Homero lamenta haber traicionado y corrompido su primer sentimiento sublime. Ese que le había dado la bestia y no los humanos. Todavía hoy, no se perdona haberla alquilado a sus compañeros de clase por una simple moneda, para convertirla en el ser más despreciable a la que se somete la degradación femenina. Cuando no lo volvió a ver, la burra comenzó a extrañarlo y, rebuznando, se dirigió a la escuela donde se hallaba su pupilo. Con los dientes, lo tomó por la camisa y lo levantó del pupitre, sacándolo del salón de clases entre la algarabía de sus compañeros. El niño no le perdonó jamás a la burra la enorme humillación al darle un sonoro beso frente a la más bonita del aula.
En las guerrillas, sus camaradas comenzaron a llamarlo Popi, aunque a Homero no le importó la burla del grupo en armas, porque en esa circunstancia su historia personal debía ser borrada en favor de los intereses del partido. En una asamblea pidió la palabra y con una argumentación descabellada refrendó la burla de sí mismo para distraer a sus camaradas. Todo por el bien de la revolución. Su consuelo lo constituía el saber que la épica se alimenta del valor perverso de los héroes, así como de la burda imperfección de sus seguidores. No se detuvo a pensar que entrando en la adolescencia, había decidido formar parte de una escaramuza más bien protagonizada por caudillos y no por héroes
Homero se vistió con unas licras negras y se activó en su mente la película de los recuerdos ingratos. Tratando de detener la proyección retrospectiva, ajustó su gorra con dos lenguas de tela verde que cubrían sus orejas. Sin embargo, no pudo detenerla. El film de su memoria lo llenó de ira y resentimiento. Trató de encomendarse a Dios en un rezo culposo y, en voz alta, invocó un fragmento del Salmo veinticinco de la Biblia.
—Muéstrame, Oh Jehová, tus caminos; enséñame tus sendas. Encamíname en tu verdad. Y enséñame, porque tú eres el Dios de mi salvación.
Se sentó en una piedra y hojeó las páginas de un libro sobre el arte de trotar. Repasó los diferentes planes para convertirse en un trotador de fondo. Hizo algunos ejercicios de estiramiento. Desde el internado, alguien que lo conocía le envió, por un megáfono, un saludo. En silencio, Homero le mentó la madre al intruso. Miró a los lados. No habían llegado sus demás compañeros para iniciar el entrenamiento pautado: trotar diez kilómetros alrededor de la laguna. Una rutina que lo conduciría a la nueva meta por la cual ahora apostaba con fervor: ganar el maratón de Nueva York. ¿Otra de sus fantasías?

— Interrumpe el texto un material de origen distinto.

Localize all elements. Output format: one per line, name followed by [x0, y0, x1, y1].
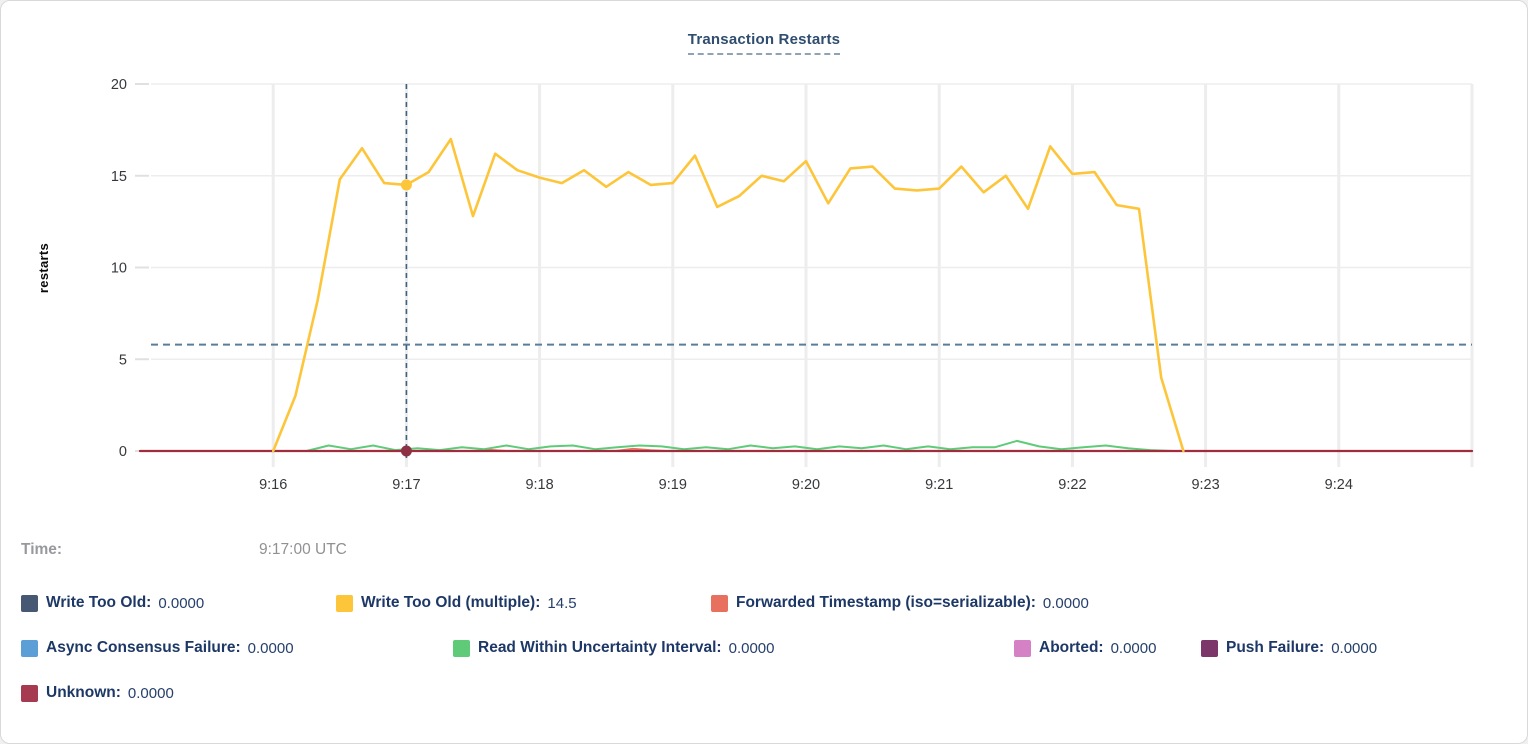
- chart-header: Transaction Restarts: [1, 31, 1527, 55]
- y-tick-label: 20: [111, 77, 127, 93]
- tooltip-time-value: 9:17:00 UTC: [259, 541, 347, 558]
- legend-value: 0.0000: [728, 639, 775, 657]
- tooltip-time-label: Time:: [21, 541, 63, 558]
- legend-swatch-unknown: [21, 684, 38, 702]
- legend-value: 0.0000: [1042, 594, 1089, 612]
- legend-item-unknown: Unknown: 0.0000: [21, 683, 174, 703]
- legend-item-write-too-old-multiple: Write Too Old (multiple): 14.5: [336, 593, 577, 613]
- legend-item-read-within-uncertainty-interval: Read Within Uncertainty Interval: 0.0000: [453, 638, 775, 658]
- x-tick-label: 9:22: [1058, 477, 1086, 493]
- legend-label: Write Too Old (multiple):: [361, 594, 541, 611]
- legend-swatch-async-consensus-failure: [21, 639, 38, 657]
- tooltip-time-row: Time: 9:17:00 UTC: [1, 541, 1527, 563]
- legend-label: Push Failure:: [1226, 639, 1325, 656]
- legend-swatch-write-too-old-multiple: [336, 594, 353, 612]
- legend-value: 0.0000: [158, 594, 205, 612]
- crosshair-dot-unknown: [400, 445, 412, 457]
- x-tick-label: 9:23: [1191, 477, 1219, 493]
- y-tick-label: 10: [111, 261, 127, 277]
- legend-label: Async Consensus Failure:: [46, 639, 241, 656]
- legend-item-write-too-old: Write Too Old: 0.0000: [21, 593, 204, 613]
- legend-swatch-push-failure: [1201, 639, 1218, 657]
- x-tick-label: 9:19: [659, 477, 687, 493]
- legend-value: 0.0000: [127, 684, 174, 702]
- legend-swatch-read-within-uncertainty-interval: [453, 639, 470, 657]
- x-tick-label: 9:21: [925, 477, 953, 493]
- y-tick-label: 15: [111, 169, 127, 185]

Sustituta circunstancial de aquel sueño insurreccional adolescente de querer tomar el poder por medio de las armas y no por los votos. Desdicha acrecentada por sus jefes porque no contaron con el suficiente instrumental de inteligencia militar y astucia política. Cuatro décadas después, Homero no sabía si el fracaso revolucionario de su generación se debía a la edad temprana de los sueños o a la falta de talento para concretarlos.